Daniel Walker, Jason Davis, Zachary Dilday and Ben Hayson make up Archeology, but only two of them have an actual love for archeology.
“Sometimes, we just go onto the desert and hike around,” Walker says. “We drag the other guys along and they say they like it, but I can tell that they don’t.”
During an archaeology dig, Walker and Davis met and began talking. Shortly after, the two were playing in a band together. In 2009, they began writing and playing a lot, but by the end of the year, the band felt like they needed some change.
“The music we were playing then… felt really forced,” Walker remembers.
Walker and Davis, both brought up in Evangelical backgrounds, soon spun off and started Archeology.
“I was raised in church,” Walker says. “My dad was the pastor from when I could remember. In my early 20s, I just kinda sat back and reconsidered about what I was taught.”

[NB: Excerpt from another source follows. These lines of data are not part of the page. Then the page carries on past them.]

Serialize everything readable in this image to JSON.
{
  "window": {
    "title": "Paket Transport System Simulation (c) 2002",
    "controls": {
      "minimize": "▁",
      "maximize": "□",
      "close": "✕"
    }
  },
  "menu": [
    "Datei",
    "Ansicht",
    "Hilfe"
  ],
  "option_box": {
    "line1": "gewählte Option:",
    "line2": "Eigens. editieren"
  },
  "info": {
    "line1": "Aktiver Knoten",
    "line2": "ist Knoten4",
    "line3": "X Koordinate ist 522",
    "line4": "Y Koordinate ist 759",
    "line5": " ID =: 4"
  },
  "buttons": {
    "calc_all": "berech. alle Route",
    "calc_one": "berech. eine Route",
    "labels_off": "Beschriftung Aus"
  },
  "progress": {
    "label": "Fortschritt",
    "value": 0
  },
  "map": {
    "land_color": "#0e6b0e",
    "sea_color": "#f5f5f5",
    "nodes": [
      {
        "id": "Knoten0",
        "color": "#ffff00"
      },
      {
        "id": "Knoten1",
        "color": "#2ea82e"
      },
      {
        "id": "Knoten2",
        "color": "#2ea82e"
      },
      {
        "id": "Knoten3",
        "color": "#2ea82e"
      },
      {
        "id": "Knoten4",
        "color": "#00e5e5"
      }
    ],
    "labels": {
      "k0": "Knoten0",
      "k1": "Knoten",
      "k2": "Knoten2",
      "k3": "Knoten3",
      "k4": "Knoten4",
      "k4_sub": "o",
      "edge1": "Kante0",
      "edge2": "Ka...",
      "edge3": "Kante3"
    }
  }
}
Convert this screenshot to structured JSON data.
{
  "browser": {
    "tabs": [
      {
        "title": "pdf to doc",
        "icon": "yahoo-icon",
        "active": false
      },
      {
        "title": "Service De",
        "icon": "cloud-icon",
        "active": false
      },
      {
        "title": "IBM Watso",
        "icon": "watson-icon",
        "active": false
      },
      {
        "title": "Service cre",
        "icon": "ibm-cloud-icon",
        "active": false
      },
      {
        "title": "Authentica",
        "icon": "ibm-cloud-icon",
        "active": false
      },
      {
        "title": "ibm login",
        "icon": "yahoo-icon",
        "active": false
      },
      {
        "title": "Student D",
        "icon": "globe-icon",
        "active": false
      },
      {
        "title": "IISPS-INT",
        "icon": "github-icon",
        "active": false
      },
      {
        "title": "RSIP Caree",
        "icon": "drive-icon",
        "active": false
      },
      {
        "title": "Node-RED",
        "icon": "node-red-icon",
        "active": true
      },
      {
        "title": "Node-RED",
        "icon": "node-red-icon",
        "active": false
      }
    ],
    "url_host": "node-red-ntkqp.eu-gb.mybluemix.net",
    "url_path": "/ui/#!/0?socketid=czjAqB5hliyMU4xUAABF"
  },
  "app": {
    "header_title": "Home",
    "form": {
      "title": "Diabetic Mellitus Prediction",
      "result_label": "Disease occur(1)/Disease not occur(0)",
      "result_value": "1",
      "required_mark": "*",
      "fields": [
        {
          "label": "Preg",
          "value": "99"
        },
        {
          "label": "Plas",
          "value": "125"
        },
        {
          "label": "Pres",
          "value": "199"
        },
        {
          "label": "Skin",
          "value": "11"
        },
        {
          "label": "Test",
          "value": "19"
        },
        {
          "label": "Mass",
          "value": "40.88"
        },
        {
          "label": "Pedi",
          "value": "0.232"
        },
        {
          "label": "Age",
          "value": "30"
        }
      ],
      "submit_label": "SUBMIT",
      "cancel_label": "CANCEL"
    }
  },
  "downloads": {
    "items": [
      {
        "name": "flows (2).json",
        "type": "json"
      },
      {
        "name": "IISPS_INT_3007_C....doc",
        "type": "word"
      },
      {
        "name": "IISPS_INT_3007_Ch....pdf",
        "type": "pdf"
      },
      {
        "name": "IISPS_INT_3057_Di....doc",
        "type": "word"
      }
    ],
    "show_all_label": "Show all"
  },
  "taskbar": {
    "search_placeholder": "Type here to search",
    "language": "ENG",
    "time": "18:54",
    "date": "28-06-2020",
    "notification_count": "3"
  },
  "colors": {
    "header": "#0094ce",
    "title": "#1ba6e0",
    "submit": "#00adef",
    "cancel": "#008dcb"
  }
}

For all the questions they never got answers to, they wrote it out in lyrics. That’s where Memorial, their first full-length album, was born and was released earlier this year. And that’s how Archeology was quickly mistaken for a Christian band.
“We got a lot of e-mails from this album saying, ‘I don’t know if I could write on this Christian band.’ and I was like, ‘Whoa, we’re not a Christian band,’” Walker recalls.

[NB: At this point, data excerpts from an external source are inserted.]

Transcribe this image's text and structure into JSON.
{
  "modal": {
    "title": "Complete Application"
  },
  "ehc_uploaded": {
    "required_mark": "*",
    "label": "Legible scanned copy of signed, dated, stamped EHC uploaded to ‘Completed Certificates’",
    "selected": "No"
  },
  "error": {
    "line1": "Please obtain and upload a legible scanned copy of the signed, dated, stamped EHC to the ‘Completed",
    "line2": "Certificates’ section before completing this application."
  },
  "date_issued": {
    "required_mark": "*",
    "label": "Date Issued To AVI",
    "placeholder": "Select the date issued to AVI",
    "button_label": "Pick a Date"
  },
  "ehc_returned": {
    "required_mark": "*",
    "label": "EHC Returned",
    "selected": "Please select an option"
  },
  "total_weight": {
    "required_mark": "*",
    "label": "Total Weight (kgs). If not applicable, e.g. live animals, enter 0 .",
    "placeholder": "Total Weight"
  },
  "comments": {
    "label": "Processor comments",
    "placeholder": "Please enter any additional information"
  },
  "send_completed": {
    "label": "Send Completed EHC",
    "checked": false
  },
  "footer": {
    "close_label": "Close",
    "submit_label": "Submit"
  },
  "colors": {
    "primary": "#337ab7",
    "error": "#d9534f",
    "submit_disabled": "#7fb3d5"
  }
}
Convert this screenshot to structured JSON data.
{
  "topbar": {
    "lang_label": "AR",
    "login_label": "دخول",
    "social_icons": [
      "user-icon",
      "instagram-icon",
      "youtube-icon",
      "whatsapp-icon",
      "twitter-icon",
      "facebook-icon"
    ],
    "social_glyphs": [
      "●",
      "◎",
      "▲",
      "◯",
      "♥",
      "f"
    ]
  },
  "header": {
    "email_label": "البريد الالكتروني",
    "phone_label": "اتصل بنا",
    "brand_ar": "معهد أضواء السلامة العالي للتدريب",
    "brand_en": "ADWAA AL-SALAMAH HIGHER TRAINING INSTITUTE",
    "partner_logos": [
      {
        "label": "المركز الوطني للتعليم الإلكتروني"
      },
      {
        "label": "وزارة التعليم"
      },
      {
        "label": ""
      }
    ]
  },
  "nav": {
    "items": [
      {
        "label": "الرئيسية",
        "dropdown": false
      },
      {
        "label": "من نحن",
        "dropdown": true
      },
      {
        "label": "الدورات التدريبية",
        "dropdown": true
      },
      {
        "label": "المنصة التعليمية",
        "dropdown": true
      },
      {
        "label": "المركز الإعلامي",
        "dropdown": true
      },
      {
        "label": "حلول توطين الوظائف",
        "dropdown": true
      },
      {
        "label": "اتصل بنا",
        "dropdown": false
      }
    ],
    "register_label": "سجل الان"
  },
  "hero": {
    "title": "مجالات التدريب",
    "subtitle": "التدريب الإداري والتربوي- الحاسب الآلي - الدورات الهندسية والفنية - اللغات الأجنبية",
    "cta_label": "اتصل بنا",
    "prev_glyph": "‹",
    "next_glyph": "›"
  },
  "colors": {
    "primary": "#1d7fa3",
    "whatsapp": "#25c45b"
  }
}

In April, they did a quick West Coast tour, and now they’re embarking on their first national tour supporting Memorial.
The tour has been quite a journey for the band. They left Portland thinking a van with no air conditioning would be OK until they hit that blistering summertime heat.
“As soon as we hit Vegas and got over to the Midwest, it was like hell,” Walker says. “We’ve gotten use to the heat really quickly. I think we’ll be tougher for it.”
The band has mostly been accepted with open arms on their tour, except for a stop in Charlotte, NC. The band pulled into a campground at around 4 a.m., exhausted and a little tipsy, just wanting a couple hours of sleep. (Mind you, the park closed at 10 p.m., but they thought it’d be OK and smart to rest for a while.)
An hour later, Hayson was woken by an officer. The band was detained and surrounded by a park ranger and two more police officers.
“They told us to go to the church parking lot to sleep,” Walker says.
The officers were puzzled on why the band would sleep at a campground when there was a perfectly good parking lot down the road. Because nothing screams comfortable like asphalt. Other than that, the tour has gone well for Archeology.
“We’ve been stranded a few times,” Walker says. “The van has been picky on when it wants to go. We are a good 5,000 miles over for an oil change.”
The band likes playing in and visiting Arizona. Walker loves going out and exploring what our desert landscape has to offer.
“It’s the Indiana Jones in me from my childhood,” he says.